Weisen [bair.]

Hallo,

meine Tochter kam kürzlich vom Reiten heim und meinte, die Besitzerin des Hofs habe gesagt: "und dann hob i s’Ross [irgendwohin] gweist.

Sie kannte das gar nicht, was mich wundert, weil mir das durchaus geläufig ist, und ich „weisen“ auch verwende.

Gehört „weisen“ zu den aussterbenden Wörtern (so wie „kenden“), oder ist das regional unterschiedlich?

Zur Info: ich bin im Chiemgau aufgewachsen; die Reitlehrerin ist im Gro0raum Landshut, allerdings seeehr ländlich…

Ich bin wirklich gespannt :smile:
Und entschuldigt, wenn ich nicht gleich antworte - ich bin die nächsten Tage unterwegs.

Gute Nacht,
agnes

Hallo, Bernauerin,
im bairischen durchaus geläufig - „weisen“ für „zeigen“ abr auch „führen“ (s. auch Grimmsches WB)
In der Hochsprache auch noch in Zusammensetzungen wie „Hinweis“ „Wegweiser“ „abweisen“ „beweisen“ etc.
Hat mit „weise“=„wissend“ zu tun.

Gruß
Eckard

Moin, agnes,

Gehört „weisen“ zu den aussterbenden Wörtern

eindeutig. Erzähl mal den jungen Leuten, Du gingest zu einer Wöchnerin zum Weisen, die schauen Dich völlig entgeistert an. Oder sie gehen zum „Weißen“ :smile:))

so wie „kenden“

Das ist mir allerdings auch fremd :frowning:

Gruß Ralf

Hallo agnes,

also ich kannte das Wort ´weisen´ in meiner Kindheit auch aus dem Niederbayrischen.
Als „Magst du weisen?“ oder „Laß dich mal weisen“ im Sinne von an die Hand nehmen/an der Hand geführt werden als Kind.

Ob das heute dort noch verwendet wird,weiß ich nicht,aber in manchen Gegenden stirbt alter Sprachgebrauch nicht so schnell aus.

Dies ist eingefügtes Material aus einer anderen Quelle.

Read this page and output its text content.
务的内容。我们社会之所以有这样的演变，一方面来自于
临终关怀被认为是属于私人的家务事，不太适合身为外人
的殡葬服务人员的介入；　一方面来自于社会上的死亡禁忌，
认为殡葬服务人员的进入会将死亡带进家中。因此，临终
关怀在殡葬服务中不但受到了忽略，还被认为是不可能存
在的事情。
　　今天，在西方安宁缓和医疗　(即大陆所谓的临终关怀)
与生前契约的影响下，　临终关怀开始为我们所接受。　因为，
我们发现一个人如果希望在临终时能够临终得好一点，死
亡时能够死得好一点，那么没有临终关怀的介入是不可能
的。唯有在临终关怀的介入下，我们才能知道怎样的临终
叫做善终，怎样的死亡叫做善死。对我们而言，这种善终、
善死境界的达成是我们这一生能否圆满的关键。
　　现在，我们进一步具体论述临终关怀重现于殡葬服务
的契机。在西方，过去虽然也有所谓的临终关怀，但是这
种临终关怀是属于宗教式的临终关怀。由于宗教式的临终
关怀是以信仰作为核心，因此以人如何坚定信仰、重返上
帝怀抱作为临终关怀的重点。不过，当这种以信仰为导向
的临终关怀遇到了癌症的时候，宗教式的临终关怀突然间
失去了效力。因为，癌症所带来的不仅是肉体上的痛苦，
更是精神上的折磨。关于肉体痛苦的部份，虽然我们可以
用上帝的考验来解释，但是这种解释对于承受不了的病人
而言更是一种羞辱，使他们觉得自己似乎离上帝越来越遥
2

Selber hatte ich den Begriff schon ganz vergessen.
Nette Erinnerung :smile:

viele Grüße
Heidi

Hallo Agnes,

das Wort „weisen“ gibt’s ja auch hochdeutsch. Ich hätte kein Problem damit, wenn ein Pferd irgendwohin gewiesen wird, und wenn’s in Bayern „g’weist“ wird, mit schwacher Konjugation, dann ist mir’s auch recht.
Problematisch wird’s erst dann, wenn das Wort eine andere Bedeutung als im Hochdeutschen besitzt (also nicht „führen, zeigen“ heißt). Mir ist z.B. vollkommen unklar, was man bei einer Wöchnerin weist oder gewiesen (g’weist) bekommt – das Neugeborene?
Ich bin nicht sicher, ob das Wort im Hochdeutschen ausstirbt; zumindest in der Wendung „jemandem den Weg weisen“ scheint es mir beinahe unersetzbar. Aber diese Gedanken erübrigen sich in dem Augenblick, wenn das bairische „weisen“ mit dem hochdeutschen „weisen“ nichts zu tun hat.

Liebe Grüße
Immo

Hallo Agnes,

ich kenne diesen Begriff auch (stamme aus dem Landkreis Freyung-Grafenau). Verwendet wird der Begriff dort noch immer, wenn
es darum geht, dass man jemanden an der Hand oder am Arm führt (kleines Kind, gebrechliche Person) oder man mit einem Tier an Leine oder Zügel geht.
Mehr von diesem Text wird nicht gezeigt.